Reputation: 78
I've been trying to extract information out of a 1-column Spark Dataframe consisting of Doubles and put it into a Breeze SparseVector. To do this, I go through every element of my 1-column DataFrame, force it to be a Double, then add it to the VectorBuilder. My VectorBuilder correctly mutates its state in the foreach loop then all changes are cleared after the loop ends. Why does this happen? Is there a workaround?
EDIT 1:
I'm running this locally with 1 core; it's not on a cluster
Code:
val accum = sc.accumulator(0, "Counter")
def correlate() : Unit = {
val cols = df.columns
val id = cols(0)
val id2 = cols(1)
//id1 and id2 are there for
val df1 = sqlContext.sql(s"SELECT ${id} FROM dataset WHERE (${id} IS NOT NULL AND ${id2} IS NOT NULL)")
/* df1 is a dataframe that has 1 column*/
df1.show();
accum.value_=(0);
/******************** Problem starts here **********************/
val builder = new VectorBuilder[Double](5)
df1.foreach{ x =>
x(0) match{
case d : Double =>
builder.add(accum.value, d);
//This print statement prints out correct values
println(s"index: ${accum.value} value: ${builder(accum.value)}")
accum.value += 1;
println(s"builder's active size in loop: ${builder.activeSize}")
case _ => throw new ClassCastException("Pattern-Matching for Double failed");
}
}
//temp becomes empty at this point
println(s"builder's active size out of loop: ${builder.activeSize}")

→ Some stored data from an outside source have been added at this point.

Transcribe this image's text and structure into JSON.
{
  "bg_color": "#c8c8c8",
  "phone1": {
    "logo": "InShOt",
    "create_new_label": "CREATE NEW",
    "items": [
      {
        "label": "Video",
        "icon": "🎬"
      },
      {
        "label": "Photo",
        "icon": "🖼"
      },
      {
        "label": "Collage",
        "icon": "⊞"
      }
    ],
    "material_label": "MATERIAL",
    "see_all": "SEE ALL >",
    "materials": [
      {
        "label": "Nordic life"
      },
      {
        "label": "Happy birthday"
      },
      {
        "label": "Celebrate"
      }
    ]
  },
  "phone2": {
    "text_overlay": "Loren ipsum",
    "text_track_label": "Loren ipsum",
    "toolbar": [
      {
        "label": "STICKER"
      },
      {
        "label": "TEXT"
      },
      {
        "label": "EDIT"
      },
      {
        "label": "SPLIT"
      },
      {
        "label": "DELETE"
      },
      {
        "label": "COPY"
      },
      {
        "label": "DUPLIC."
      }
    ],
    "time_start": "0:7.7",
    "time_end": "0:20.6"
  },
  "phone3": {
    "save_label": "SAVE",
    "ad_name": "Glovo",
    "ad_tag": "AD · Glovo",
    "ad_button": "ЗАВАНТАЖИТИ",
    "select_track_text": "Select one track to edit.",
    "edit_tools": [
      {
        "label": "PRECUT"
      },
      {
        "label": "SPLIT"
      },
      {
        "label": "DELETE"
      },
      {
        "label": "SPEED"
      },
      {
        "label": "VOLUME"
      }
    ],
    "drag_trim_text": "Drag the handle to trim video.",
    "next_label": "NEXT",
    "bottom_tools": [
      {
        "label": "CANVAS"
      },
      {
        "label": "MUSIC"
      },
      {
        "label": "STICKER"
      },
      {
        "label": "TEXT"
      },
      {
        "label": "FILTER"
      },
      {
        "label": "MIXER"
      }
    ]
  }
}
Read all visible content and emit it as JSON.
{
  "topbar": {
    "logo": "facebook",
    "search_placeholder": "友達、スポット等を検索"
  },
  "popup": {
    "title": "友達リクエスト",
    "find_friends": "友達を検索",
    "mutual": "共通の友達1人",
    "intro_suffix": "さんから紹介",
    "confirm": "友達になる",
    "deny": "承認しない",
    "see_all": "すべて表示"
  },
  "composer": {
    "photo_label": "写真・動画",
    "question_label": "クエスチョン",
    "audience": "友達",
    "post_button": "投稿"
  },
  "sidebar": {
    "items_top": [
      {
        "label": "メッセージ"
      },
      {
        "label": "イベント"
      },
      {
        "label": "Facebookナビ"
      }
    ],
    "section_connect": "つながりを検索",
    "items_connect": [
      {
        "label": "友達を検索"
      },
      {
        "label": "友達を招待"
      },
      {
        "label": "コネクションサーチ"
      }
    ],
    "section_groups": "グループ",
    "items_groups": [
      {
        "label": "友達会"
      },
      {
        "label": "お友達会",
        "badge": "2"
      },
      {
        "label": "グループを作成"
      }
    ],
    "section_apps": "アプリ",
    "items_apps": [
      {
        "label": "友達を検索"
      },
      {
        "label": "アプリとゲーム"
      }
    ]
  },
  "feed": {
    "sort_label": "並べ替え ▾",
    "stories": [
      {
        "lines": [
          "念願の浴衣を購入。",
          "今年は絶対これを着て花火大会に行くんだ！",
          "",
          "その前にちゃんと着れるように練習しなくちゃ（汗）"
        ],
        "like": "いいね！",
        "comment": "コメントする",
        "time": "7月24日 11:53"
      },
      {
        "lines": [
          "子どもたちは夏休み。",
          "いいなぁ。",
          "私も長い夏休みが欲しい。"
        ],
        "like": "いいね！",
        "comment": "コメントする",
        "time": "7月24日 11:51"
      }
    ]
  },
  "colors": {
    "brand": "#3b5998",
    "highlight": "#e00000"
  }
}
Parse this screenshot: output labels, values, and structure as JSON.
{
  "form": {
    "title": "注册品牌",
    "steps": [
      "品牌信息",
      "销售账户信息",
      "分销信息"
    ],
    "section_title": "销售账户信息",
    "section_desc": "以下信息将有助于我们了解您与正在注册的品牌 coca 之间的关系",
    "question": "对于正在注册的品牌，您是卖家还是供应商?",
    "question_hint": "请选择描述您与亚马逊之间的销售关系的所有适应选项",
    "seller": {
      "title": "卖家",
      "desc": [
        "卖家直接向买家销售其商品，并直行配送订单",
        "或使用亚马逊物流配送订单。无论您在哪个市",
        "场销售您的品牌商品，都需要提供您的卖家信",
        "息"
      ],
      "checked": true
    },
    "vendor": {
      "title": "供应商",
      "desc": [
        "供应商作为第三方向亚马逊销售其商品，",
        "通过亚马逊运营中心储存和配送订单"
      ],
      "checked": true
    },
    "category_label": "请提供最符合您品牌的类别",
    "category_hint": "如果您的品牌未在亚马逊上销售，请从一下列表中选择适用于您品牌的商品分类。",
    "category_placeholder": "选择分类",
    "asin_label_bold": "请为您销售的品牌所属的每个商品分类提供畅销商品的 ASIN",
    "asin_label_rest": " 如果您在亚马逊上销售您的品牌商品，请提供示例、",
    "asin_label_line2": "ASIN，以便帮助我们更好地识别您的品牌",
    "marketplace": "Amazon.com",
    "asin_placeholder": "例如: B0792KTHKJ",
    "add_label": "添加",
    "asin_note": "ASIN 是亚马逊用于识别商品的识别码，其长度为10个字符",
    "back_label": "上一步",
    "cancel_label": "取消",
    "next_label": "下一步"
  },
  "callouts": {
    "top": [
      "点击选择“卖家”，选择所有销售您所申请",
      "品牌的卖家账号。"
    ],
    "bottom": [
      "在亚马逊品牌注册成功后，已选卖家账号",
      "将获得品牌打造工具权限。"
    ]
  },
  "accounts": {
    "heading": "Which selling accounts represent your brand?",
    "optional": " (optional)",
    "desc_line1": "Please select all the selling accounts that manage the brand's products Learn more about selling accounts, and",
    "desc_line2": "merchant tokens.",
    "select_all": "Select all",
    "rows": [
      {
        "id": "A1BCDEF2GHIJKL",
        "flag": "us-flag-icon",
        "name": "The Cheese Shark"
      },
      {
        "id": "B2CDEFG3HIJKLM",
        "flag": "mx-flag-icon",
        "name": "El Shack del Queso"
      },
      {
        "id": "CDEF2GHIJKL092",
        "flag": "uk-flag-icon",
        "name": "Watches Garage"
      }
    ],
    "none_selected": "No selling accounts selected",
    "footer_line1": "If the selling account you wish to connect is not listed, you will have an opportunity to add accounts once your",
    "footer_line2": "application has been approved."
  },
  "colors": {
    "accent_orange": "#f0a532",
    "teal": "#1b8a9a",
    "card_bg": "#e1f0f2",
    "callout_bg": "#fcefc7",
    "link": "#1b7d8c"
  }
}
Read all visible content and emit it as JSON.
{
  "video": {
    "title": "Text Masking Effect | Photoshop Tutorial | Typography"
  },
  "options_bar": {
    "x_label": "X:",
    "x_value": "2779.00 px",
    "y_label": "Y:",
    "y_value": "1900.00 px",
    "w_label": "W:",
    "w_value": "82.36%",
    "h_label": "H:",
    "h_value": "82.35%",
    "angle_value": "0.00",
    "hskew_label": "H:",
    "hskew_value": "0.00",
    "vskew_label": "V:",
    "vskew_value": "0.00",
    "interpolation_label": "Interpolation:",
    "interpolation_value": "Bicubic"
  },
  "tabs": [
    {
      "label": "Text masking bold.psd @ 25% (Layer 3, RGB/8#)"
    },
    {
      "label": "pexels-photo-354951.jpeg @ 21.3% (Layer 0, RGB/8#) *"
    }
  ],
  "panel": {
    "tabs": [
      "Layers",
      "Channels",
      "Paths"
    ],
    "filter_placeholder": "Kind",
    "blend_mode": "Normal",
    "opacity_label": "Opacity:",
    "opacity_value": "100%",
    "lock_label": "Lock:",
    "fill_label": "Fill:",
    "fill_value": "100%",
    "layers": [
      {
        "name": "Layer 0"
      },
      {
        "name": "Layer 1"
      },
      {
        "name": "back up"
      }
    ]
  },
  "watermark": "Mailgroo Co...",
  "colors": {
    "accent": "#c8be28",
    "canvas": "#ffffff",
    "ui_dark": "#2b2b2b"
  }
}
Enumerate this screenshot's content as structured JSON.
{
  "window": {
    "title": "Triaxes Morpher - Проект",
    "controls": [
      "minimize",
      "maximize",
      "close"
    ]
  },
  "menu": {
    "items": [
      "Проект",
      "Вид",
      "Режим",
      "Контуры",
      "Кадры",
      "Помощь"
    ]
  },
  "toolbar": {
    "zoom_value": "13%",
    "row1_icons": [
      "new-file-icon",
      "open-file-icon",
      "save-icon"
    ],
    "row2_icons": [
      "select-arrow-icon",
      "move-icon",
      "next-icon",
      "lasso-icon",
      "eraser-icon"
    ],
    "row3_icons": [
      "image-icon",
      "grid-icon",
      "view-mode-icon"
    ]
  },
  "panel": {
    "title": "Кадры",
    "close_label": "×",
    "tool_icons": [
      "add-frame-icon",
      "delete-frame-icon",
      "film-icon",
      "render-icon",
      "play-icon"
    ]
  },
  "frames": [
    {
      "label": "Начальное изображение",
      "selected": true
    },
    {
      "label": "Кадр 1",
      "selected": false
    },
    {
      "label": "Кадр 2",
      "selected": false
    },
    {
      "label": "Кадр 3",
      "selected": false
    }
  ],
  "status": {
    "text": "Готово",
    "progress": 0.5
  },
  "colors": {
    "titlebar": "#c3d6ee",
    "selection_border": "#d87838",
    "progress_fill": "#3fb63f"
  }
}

val sparse = builder.toSparseVector
sparse.foreachPair{(i,v) => println(s"index: ${i} and value: ${v}")}
}
this.correlate()
Output:
+-------+
| RowX|
+-------+
| 145.0|
| -1.0|
|-212.21|
| 23.3|
| 21.4|
+-------+
index: 0 value: 145.0
builder's active size in loop: 1
index: 1 value: -1.0
builder's active size in loop: 2
index: 2 value: -212.21
builder's active size in loop: 3
index: 3 value: 23.3
builder's active size in loop: 4
index: 4 value: 21.4
builder's active size in loop: 5
//the loop ends here and builder's state disappears
builder's active size out of loop: 0
index: 0 and value: 0.0
index: 1 and value: 0.0
index: 2 and value: 0.0
index: 3 and value: 0.0
index: 4 and value: 0.0
Upvotes: 1
Views: 202
Reputation:
It adds to local copy of builder for every worker. To get local object collect:
SparseVector(df1.rdd.map(_.getDouble(0)).collect)
Upvotes: 1